Covid-19 tests that give results in minutes to be rolled out across world | Coronavirus outbreak
Tests for Covid-19 that show on-the-spot results in 15 to 30 minutes are about to be rolled out across the world, potentially saving many thousands of lives and slowing the pandemic in both poor and rich countries.
In a triumph for a global initiative to get vital drugs and vaccines to fight the virus, 120m rapid antigen tests from two companies will be supplied to low- and middle-income countries for $5 (£3.90) each or even less.
The tests, which look like a pregnancy test, with two blue lines displayed for positive, are read by a health worker. One test has received emergency approval from the World Health Organization (WHO) and the other is expected to get it shortly.
The quick and easy but high-quality tests will allow mass screening of health workers, who are dying in disproportionate numbers in low income countries.
Wealthy countries that have signed up to the Access to Covid tools initiative (ACT accelerator), as the UK has, will also be able to order the tests. The initiative was launched in March by the WHO, the European commission, the Gates Foundation and the French government.

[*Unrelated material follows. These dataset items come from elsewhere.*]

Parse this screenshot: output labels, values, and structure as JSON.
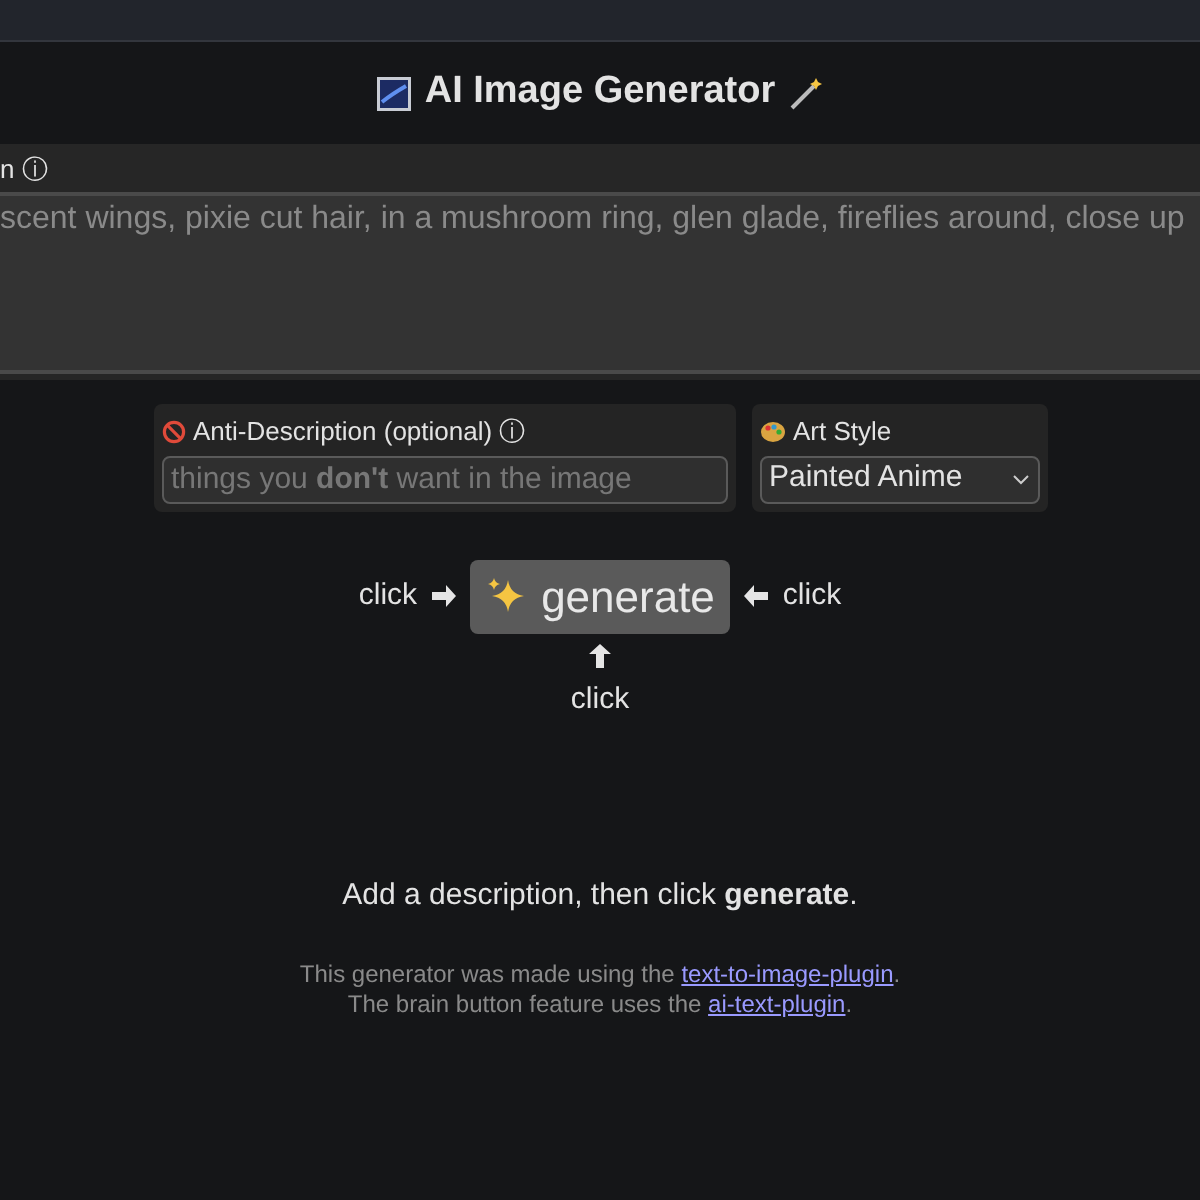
{
  "header": {
    "title": "AI Image Generator"
  },
  "description": {
    "label": "n ⓘ",
    "placeholder": "scent wings, pixie cut hair, in a mushroom ring, glen glade, fireflies around, close up"
  },
  "anti_description": {
    "label": "Anti-Description (optional) ⓘ",
    "placeholder": "things you **don't** want in the image"
  },
  "art_style": {
    "label": "Art Style",
    "value": "Painted Anime"
  },
  "generate": {
    "label": "generate",
    "hints": [
      "click",
      "click",
      "click"
    ]
  },
  "status": "Add a description, then click **generate**.",
  "footer": [
    {
      "before": "This generator was made using the ",
      "link": "text-to-image-plugin",
      "after": "."
    },
    {
      "before": "The brain button feature uses the ",
      "link": "ai-text-plugin",
      "after": "."
    }
  ]
}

In return for a volume guarantee from the Gates Foundation, the companies are making 20% of their production available to low- and middle-income countries and 80% to the rest. Germany has already ordered 20m tests and France and Switzerland are following suit.
The UK government is keen to get rapid virus tests, which were central to the “moonshot” proposals leaked recently, but it is not clear if they intend to buy these tests. It has invested in British-made saliva tests as well as rapid antigen tests, both of which take about 90 minutes. Saliva tests are being trialled in Salford and Southampton, while DnaNudge, which uses a swab read by a Nudgebox, is in use in some NHS hospitals.
But the WHO-approved rapid antigen tests are faster and easier, as well as cheaper, and could be used for screening in schools, universities and workplaces. Countries that can afford it could screen more generally. While the tests will not pick up all cases, they could allow many infectious people to be identified before they have symptoms and go into quarantine.
One of the tests, from the South Korean company SD BioSensor, has just been given emergency approval by the WHO, while the other, from the US company Abbott, is expected to get it shortly for a test it manufactures in South Korea.
Catharina Boehme, CEO of the non-profit Foundation for Innovative New Diagnostics (Find), a key player in the initiative, said they had put in bulk orders for the tests quickly so that low- and middle-income countries would not lose out in the global scramble for rapid tests, as they did when the PCR tests came out. “We see the pressure of supply building rapidly. That’s why we need this volume guarantee. We needed to secure volumes for low- and middle-income countries, before all the other countries place their orders and the poor populations again lose out.
“For us the message is about unprecedented collaboration. We are really able to show what can be achieved when the world and leading global health partners come together with a shared priority.”
Also in the partnership that has secured the deal are the Africa Centres for Disease Control and Prevention, the Clinton Health Access Initiative, the Global Fund and Unitaid.
Peter Sands, executive director of the Global Fund, said: “This is the ACT-Accelerator in action. It is proof that by working together at a massive global scale, we can develop and deploy a vital new tool to help contain and fight the pandemic. This is not just a new test – it’s the money and the deployment plan to get it to where it’s needed, fast. This is the power of global collaboration.”
The companies claim their tests are about 97% accurate, but that is in optimal conditions. Find puts their sensitivity between 80% and 90% in real-world conditions. That would pick up most infections. There is relatively little testing in most low- and middle-income countries at present. While North America tests 395 people per 100,000 population daily and Europe tests 243, Africa tests fewer than 16 – and most of those are in Morocco, Kenya and Senegal.
There are rapid antigen tests available for sale online, but these are the first to meet the WHO’s specifications and some tests have fallen short. Spain had to send back two batches of rapid tests it bought from unlicensed companies in China in March, because they were said to be faulty.
The ACT accelerator initiative is also working on bulk-buying and distributing drugs to treat Covid-19 around the world – and will share its global portfolio of vaccines when one of them is proved to work.